Saskia Fischer
Exchange grant Baden Württemberg – Catalunya
September - October 2022
Saskia Fischer. Stuttgart, 1986
Saskia is an interdisciplinary artist working with images, objects, texts, and environments. Her research is concerned with the paradigms that form and inform landscape as a reflection of cultural and social values.
She examines the ways Western understanding separates anthropological urbanity from a colonial concept of nature, reinforcing problematic notions of femininity and what is ‘natural’. Her working motifs draw on transitory architectures and the fabricated barrier between nature and the commons. This interdisciplinary research is expressed through photographs and installations synthesizing diverse media blending materials and motives from architecture, mobility, urban planning, landscape design, horticulture, gender studies and art history.
Saskia studied postgraduate fine art at Goldsmiths College in London (2018), photography at Folkwang University in Essen (2015), sculpture/installation at EKA Tallinn (2014), and economics at HfWU Nürtingen (2009). She took part in the LCCA Rigas’ Summer School on Post-Socialist Ecologies in Valmiera, Latvia (2022). Saskia has been awarded stipends and residencies by Cité International des Arts Paris, Ministry of Science, Research and the Arts Baden-Württemberg, Marianne Ingenwerth Foundation, Arts Council England and Fundaziun Nairs in Scuol, Switzerland.
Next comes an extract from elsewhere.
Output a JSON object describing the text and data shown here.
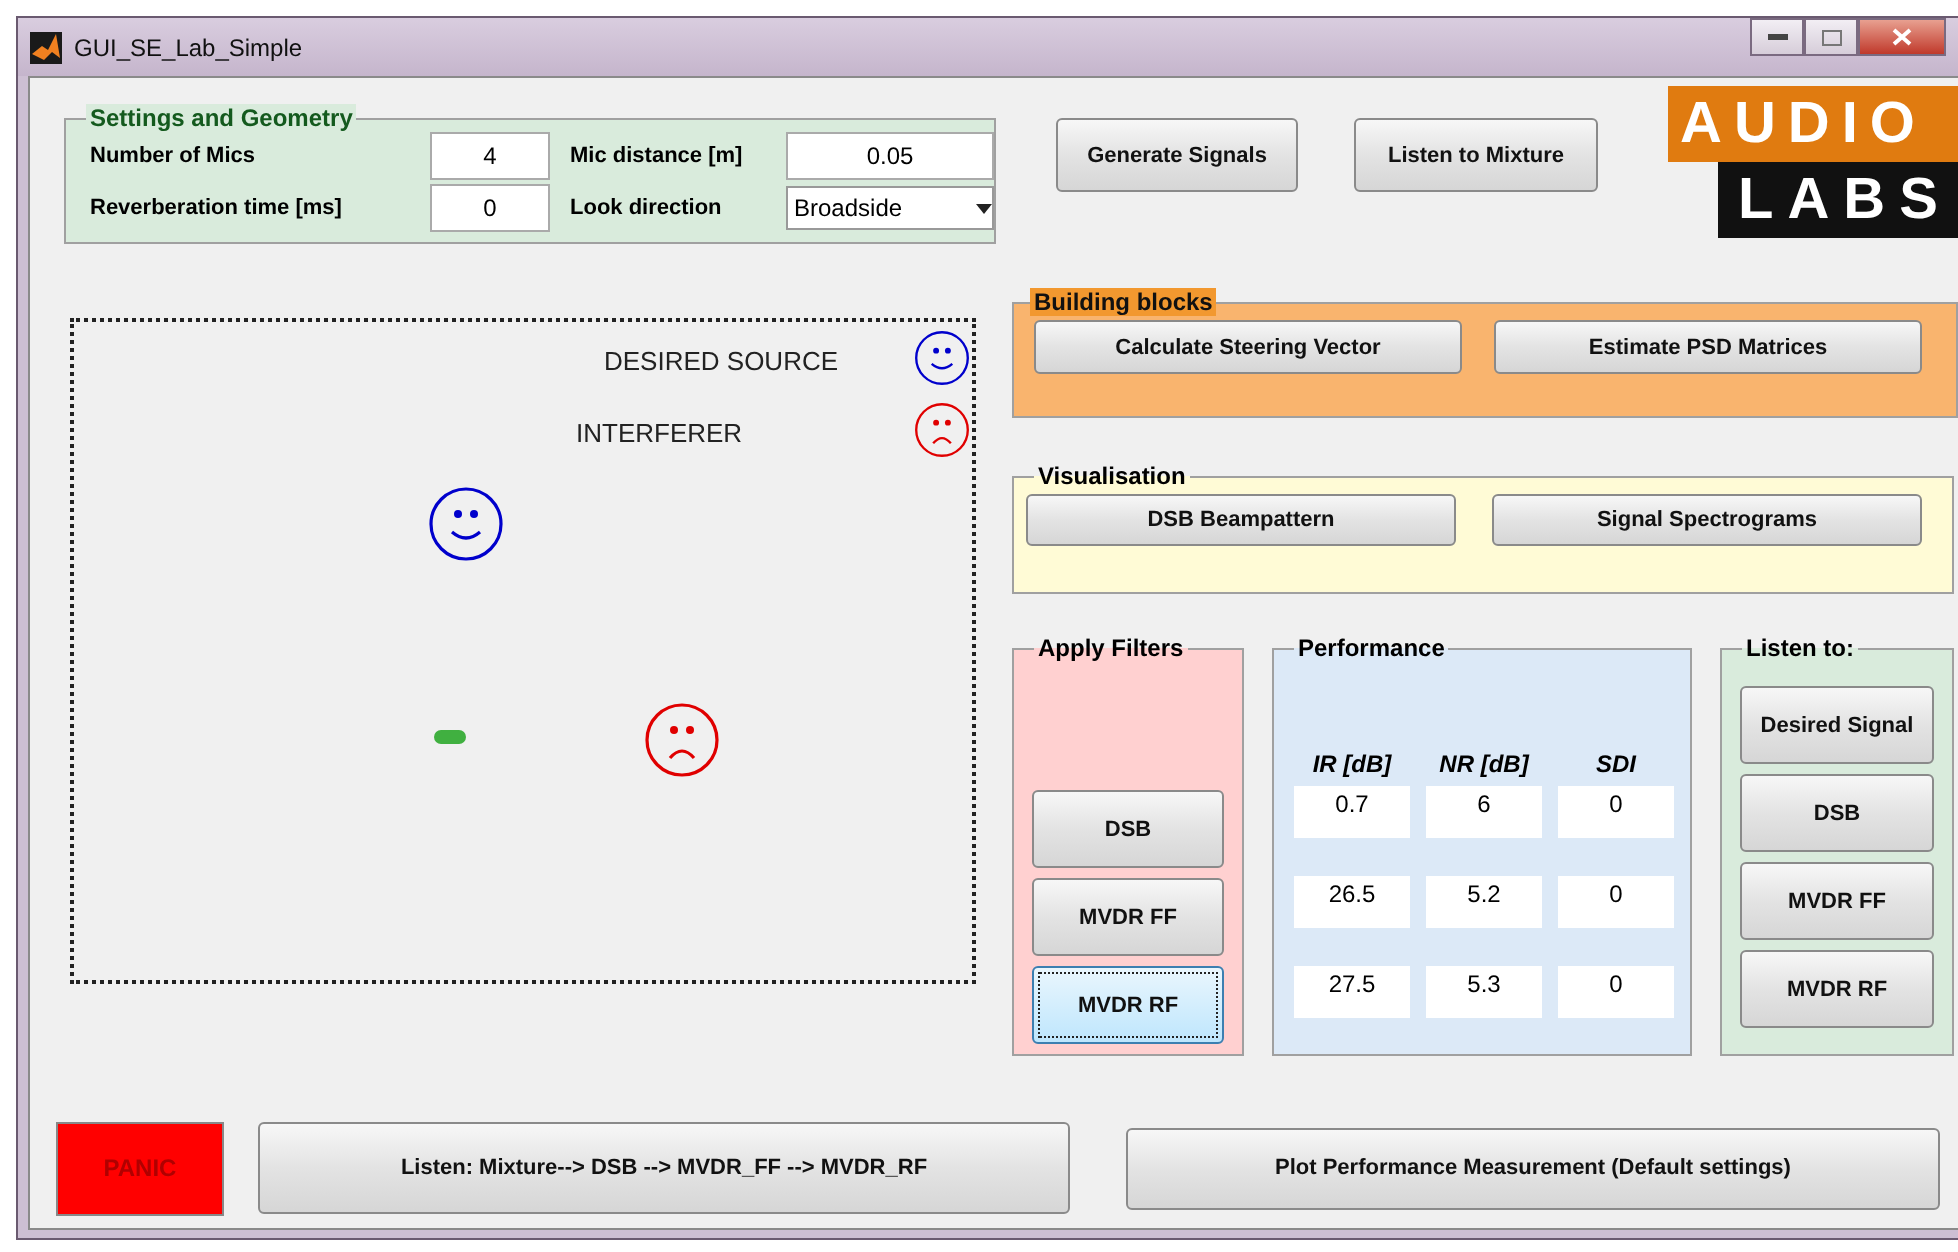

Her most recent exhibitions and publication include: The City is a Forest, essay, Desired Landscapes no 5, edited by Natassa Pappa, Athens, Greece (2022); Koŝice Seed Library, curated by Borbála Soós, Šopa Gallery, Koŝice, Slovakia (2022); Bangkok Biennial, stricte intimité, curated by Lee Anantawat, Tristan Deschamps, and Sathit Sattarasart, Bangkok, Thailand (2022); Werkstattpalast, conceived by Ato, Rhein Harbour Karlsruhe, Germany (2022); A Garden for Autarkia, initiated in collaboration with Lukas Strolia, Autarkia, Vilnius, Lithuania (2021); Violets (Retour de Paris), commission for a public artwork, Institut français and Current Festival, Berliner Platz, Stuttgart (2021).